By holding the sheet of the cutting-edge material, which is 200 times stronger than steel by weight, they were able to generate light.
“We’ve created what is essentially the world’s thinnest light bulb,” said Wang Fon-Jen Professor of Mechanical Engineering at Columbia Engineering and co-author of the study. “This new type of ‘broadband’ light emitter can be integrated into chips and will pave the way towards the realization of atomically thin, flexible, and transparent displays, and graphene-based on-chip optical communications,” he explained to Phys.org.
By measuring the spectrum of the light emitted from the graphene, the team was able to show that the graphene was reaching temperatures of above 2500 degrees Celsius, hot enough to glow brightly. The graphene can withstand these temperatures because as it gets warmer, it conducts heat less effectively, according to Gizmodo.
“The visible light from atomically thin graphene is so intense that it is visible even to the naked eye, without any additional magnification,” explained Young Duck Kim, first and co-lead author on the paper and postdoctoral research scientist who works at Columbia Engineering.
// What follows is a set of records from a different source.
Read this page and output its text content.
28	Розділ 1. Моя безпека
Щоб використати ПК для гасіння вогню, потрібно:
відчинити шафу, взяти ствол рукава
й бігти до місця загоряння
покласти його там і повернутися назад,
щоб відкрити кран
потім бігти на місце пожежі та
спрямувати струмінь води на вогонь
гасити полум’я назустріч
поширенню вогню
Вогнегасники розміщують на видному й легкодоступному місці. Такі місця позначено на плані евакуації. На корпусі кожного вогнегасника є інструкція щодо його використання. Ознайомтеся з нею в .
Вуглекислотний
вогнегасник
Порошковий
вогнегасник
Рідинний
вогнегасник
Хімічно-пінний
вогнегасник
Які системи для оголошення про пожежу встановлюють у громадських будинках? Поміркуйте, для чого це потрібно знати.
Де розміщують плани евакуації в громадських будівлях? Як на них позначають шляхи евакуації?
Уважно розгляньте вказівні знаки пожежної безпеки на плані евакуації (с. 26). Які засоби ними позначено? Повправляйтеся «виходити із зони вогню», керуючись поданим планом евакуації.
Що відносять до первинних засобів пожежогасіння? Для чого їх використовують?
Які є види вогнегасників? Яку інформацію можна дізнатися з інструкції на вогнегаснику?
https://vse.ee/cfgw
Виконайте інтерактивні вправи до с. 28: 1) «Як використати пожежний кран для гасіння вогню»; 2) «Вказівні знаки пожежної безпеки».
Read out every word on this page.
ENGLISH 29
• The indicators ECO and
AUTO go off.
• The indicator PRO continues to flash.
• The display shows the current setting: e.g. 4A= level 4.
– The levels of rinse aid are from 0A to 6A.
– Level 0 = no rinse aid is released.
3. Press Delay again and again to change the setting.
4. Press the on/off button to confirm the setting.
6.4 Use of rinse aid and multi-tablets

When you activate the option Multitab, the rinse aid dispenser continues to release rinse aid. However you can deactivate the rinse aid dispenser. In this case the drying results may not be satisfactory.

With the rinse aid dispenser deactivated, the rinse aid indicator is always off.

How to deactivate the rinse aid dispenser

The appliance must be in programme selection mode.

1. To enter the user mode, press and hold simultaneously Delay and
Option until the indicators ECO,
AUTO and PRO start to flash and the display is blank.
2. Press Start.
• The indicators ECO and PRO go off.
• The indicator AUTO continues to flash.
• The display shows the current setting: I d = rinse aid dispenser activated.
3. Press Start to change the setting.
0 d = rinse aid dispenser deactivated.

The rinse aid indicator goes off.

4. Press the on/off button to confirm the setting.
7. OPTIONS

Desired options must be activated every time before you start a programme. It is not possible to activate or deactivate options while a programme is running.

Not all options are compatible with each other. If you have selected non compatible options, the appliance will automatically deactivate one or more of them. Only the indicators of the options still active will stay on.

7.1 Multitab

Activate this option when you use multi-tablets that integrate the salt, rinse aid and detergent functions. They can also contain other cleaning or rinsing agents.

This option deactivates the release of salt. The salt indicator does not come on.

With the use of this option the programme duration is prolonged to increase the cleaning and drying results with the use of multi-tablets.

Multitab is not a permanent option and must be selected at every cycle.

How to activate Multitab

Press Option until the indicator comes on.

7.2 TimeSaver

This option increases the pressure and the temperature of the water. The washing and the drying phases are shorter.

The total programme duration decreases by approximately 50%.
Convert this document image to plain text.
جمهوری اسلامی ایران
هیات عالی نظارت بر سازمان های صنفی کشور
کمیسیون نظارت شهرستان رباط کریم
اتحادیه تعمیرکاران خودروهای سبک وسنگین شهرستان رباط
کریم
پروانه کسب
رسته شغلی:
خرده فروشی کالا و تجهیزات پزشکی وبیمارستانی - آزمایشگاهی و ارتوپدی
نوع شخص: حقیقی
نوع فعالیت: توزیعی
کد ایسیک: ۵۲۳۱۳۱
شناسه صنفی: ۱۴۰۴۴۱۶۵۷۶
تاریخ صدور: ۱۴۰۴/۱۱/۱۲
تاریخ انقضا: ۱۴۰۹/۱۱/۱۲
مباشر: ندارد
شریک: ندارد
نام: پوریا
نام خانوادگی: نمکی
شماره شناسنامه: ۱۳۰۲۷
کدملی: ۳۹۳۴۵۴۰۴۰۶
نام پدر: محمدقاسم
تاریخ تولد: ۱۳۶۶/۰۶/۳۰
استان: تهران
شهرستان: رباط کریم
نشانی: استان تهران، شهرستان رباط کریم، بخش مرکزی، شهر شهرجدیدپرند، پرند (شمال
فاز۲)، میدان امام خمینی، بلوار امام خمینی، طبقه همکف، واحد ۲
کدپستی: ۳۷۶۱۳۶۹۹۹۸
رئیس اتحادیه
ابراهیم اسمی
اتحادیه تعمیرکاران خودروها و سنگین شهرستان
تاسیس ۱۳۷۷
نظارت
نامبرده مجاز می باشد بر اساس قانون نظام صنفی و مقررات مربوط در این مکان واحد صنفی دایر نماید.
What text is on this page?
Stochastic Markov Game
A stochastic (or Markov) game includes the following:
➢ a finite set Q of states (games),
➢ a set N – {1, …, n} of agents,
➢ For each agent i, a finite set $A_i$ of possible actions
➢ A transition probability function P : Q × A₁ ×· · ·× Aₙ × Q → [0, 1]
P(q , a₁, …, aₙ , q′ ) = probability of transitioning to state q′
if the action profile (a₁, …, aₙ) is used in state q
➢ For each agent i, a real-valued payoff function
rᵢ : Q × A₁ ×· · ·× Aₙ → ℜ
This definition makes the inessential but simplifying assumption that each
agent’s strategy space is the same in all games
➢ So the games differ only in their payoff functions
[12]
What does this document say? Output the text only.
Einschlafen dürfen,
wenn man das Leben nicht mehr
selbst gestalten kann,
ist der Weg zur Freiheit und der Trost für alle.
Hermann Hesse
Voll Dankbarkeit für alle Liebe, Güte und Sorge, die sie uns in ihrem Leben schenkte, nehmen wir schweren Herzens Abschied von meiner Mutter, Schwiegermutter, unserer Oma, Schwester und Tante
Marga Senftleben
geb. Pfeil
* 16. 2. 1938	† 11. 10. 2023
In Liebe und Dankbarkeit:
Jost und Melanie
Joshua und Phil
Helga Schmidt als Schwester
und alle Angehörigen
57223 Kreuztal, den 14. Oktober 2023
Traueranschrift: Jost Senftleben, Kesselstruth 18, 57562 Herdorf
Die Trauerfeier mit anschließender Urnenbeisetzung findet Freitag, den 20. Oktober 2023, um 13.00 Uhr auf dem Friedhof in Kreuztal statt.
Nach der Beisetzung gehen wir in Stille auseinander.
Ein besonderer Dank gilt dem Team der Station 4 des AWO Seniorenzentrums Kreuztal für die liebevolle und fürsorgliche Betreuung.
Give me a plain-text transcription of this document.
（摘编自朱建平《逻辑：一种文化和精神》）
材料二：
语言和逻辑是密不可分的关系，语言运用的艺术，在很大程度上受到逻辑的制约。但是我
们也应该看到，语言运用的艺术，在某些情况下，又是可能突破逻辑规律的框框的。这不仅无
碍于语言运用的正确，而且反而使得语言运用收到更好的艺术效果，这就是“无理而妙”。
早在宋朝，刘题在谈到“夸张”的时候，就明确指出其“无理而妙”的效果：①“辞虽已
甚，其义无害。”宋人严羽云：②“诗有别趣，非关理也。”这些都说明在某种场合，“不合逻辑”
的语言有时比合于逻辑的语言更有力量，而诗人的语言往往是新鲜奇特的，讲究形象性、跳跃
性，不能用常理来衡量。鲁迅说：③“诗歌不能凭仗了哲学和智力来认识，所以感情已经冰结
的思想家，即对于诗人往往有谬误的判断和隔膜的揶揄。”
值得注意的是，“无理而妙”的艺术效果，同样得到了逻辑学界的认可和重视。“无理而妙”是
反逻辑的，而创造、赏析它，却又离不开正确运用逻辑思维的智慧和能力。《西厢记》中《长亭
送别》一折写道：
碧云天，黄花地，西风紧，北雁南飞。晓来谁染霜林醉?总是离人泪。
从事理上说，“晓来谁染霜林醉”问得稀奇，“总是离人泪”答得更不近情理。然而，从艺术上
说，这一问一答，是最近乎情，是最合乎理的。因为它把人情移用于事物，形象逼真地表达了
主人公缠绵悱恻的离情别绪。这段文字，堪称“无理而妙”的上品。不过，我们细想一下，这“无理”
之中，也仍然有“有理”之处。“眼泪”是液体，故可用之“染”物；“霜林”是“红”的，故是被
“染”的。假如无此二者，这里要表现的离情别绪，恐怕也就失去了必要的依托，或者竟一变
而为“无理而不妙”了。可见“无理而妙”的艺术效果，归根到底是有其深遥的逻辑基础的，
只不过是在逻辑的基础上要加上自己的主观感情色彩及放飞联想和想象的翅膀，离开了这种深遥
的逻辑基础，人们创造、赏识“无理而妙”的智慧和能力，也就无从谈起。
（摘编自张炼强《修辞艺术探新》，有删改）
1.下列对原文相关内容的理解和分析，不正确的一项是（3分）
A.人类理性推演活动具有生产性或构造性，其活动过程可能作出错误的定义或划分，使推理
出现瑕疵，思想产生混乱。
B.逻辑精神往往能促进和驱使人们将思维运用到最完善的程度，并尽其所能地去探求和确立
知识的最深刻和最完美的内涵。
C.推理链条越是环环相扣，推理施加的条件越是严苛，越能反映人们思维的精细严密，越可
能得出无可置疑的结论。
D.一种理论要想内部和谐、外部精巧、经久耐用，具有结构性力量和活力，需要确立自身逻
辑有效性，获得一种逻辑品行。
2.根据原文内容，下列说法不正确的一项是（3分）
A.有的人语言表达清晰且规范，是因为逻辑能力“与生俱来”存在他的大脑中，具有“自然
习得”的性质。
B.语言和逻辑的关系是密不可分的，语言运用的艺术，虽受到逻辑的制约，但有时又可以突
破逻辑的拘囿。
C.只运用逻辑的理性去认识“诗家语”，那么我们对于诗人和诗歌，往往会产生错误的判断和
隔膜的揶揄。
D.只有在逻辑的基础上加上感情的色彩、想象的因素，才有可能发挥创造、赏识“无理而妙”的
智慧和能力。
Yun Daniel Park, professor in the department of physics and astronomy at Seoul National University and co-lead author, noted to Phys.org that they are working with the same material that Thomas Edison used when he invented the incandescent light bulb: “Edison originally used carbon as a filament for his light bulb and here we are going back to the same element, but using it in its pure form — graphene — and at its ultimate size limit — one atom thick.”
According to a report by AzoNano, the global market for graphene is reported to have reached $9 million by 2014 with most sales in the semiconductor, electronics, battery energy and composites industries.